Previous laboratory and preclinical studies had indicated that inhibiting the RANK pathway could reduce tumor growth and metastasis in breast cancer models. While the clinical trial did not confirm direct anti-proliferative effects, it revealed the unexpected immune-modulating properties of denosumab.
Repurposing an Established Drug
An advantage of exploring denosumab in this new context is that the drug is already approved for clinical use in other indications, with a well-established safety profile. Its side effects are well documented and manageable in routine practice, which may facilitate its potential repurposing for breast cancer treatment if further evidence supports efficacy.

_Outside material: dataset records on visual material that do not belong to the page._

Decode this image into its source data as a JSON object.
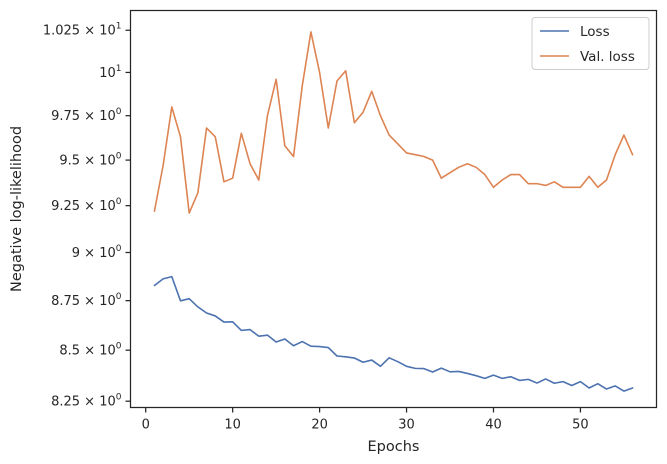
{
  "chart_data": {
    "type": "line",
    "xlabel": "Epochs",
    "ylabel": "Negative log-likelihood",
    "xlim": [
      -1.75,
      58.75
    ],
    "ylim": [
      8.2196,
      10.3691
    ],
    "yscale": "log",
    "grid": false,
    "legend_position": "top-right",
    "x_ticks": [
      0,
      10,
      20,
      30,
      40,
      50
    ],
    "x_tick_labels": [
      "0",
      "10",
      "20",
      "30",
      "40",
      "50"
    ],
    "y_ticks": [
      8.25,
      8.5,
      8.75,
      9.0,
      9.25,
      9.5,
      9.75,
      10.0,
      10.25
    ],
    "y_tick_labels": [
      {
        "base": "8.25 × 10",
        "exp": "0"
      },
      {
        "base": "8.5 × 10",
        "exp": "0"
      },
      {
        "base": "8.75 × 10",
        "exp": "0"
      },
      {
        "base": "9 × 10",
        "exp": "0"
      },
      {
        "base": "9.25 × 10",
        "exp": "0"
      },
      {
        "base": "9.5 × 10",
        "exp": "0"
      },
      {
        "base": "9.75 × 10",
        "exp": "0"
      },
      {
        "base": "10",
        "exp": "1"
      },
      {
        "base": "1.025 × 10",
        "exp": "1"
      }
    ],
    "x": [
      1,
      2,
      3,
      4,
      5,
      6,
      7,
      8,
      9,
      10,
      11,
      12,
      13,
      14,
      15,
      16,
      17,
      18,
      19,
      20,
      21,
      22,
      23,
      24,
      25,
      26,
      27,
      28,
      29,
      30,
      31,
      32,
      33,
      34,
      35,
      36,
      37,
      38,
      39,
      40,
      41,
      42,
      43,
      44,
      45,
      46,
      47,
      48,
      49,
      50,
      51,
      52,
      53,
      54,
      55,
      56
    ],
    "series": [
      {
        "name": "Loss",
        "color": "#4c72b0",
        "values": [
          8.828,
          8.862,
          8.874,
          8.749,
          8.76,
          8.718,
          8.687,
          8.672,
          8.641,
          8.642,
          8.599,
          8.603,
          8.57,
          8.575,
          8.541,
          8.556,
          8.522,
          8.543,
          8.52,
          8.518,
          8.513,
          8.471,
          8.467,
          8.461,
          8.44,
          8.451,
          8.42,
          8.462,
          8.443,
          8.42,
          8.41,
          8.409,
          8.392,
          8.411,
          8.393,
          8.395,
          8.385,
          8.374,
          8.361,
          8.377,
          8.361,
          8.369,
          8.351,
          8.356,
          8.338,
          8.358,
          8.337,
          8.345,
          8.326,
          8.345,
          8.314,
          8.335,
          8.309,
          8.324,
          8.299,
          8.314
        ]
      },
      {
        "name": "Val. loss",
        "color": "#dd8452",
        "values": [
          9.22,
          9.47,
          9.8,
          9.63,
          9.21,
          9.32,
          9.68,
          9.63,
          9.38,
          9.4,
          9.65,
          9.48,
          9.39,
          9.75,
          9.96,
          9.58,
          9.52,
          9.92,
          10.24,
          10.0,
          9.68,
          9.95,
          10.01,
          9.71,
          9.77,
          9.89,
          9.75,
          9.64,
          9.59,
          9.54,
          9.53,
          9.52,
          9.5,
          9.4,
          9.43,
          9.46,
          9.48,
          9.46,
          9.42,
          9.35,
          9.39,
          9.42,
          9.42,
          9.37,
          9.37,
          9.36,
          9.38,
          9.35,
          9.35,
          9.35,
          9.41,
          9.35,
          9.39,
          9.53,
          9.64,
          9.53
        ]
      }
    ]
  }
}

"Leveraging an existing pharmacological agent with a known risk-benefit ratio allows us to potentially accelerate the translation of molecular discoveries into tangible clinical benefits," said Dr. Catalina Falo, clinical researcher in the IDIBELL Breast Cancer research group and medical oncologist at ICO.
Future Directions and Ongoing Research
Following these promising results, the research team is continuing investigations to understand how denosumab stimulates immune activation within tumors. These analyses aim to identify biomarkers that predict which patients might benefit most from combined treatment strategies incorporating denosumab and immunotherapy.
The researchers are particularly interested in exploring whether denosumab could enhance the efficacy of immune checkpoint inhibitors in breast cancer subtypes that typically show resistance to these therapies.
A Collaborative Approach
The D-BIOMARK trial exemplifies the importance of collaboration between basic scientists, clinical oncologists, and patients in advancing cancer research. Years of preclinical studies elucidating the role of the RANK/RANKL axis in breast pathology laid the groundwork for this clinical evaluation.
"This result could only be achieved thanks to the synergy between basic science, which for years has studied the ins and outs of the RANK pathway role in breast cancer; the clinical experience of oncologists committed to the search for better treatments; and especially, the generosity and commitment of the patients who participated in the trial," the research team emphasized.
The window-of-opportunity design of the trial allowed for the assessment of biological drug effects within a short preoperative timeframe, minimizing patient exposure while providing critical data on immunomodulatory mechanisms.
Implications for Immunotherapy
Immunotherapy has become an important strategy in oncology, but its effectiveness varies by cancer subtype. The ability of denosumab to increase immune infiltration into tumors opens a valuable avenue of clinical interest, particularly for luminal B breast cancer patients who currently have limited options for effective immunotherapy.
By potentially relieving local immunosuppression within the tumor environment, denosumab could transform from a bone-targeting agent into an immuno-oncological adjuvant capable of reprogramming the tumor microenvironment toward an anti-tumor state.
As investigations continue, researchers hope these findings will translate into improved survival and quality of life for breast cancer patients worldwide, demonstrating once again how repurposing established drugs can provide novel therapeutic options and deeper insights into the complex interplay between cancer cells and the immune system.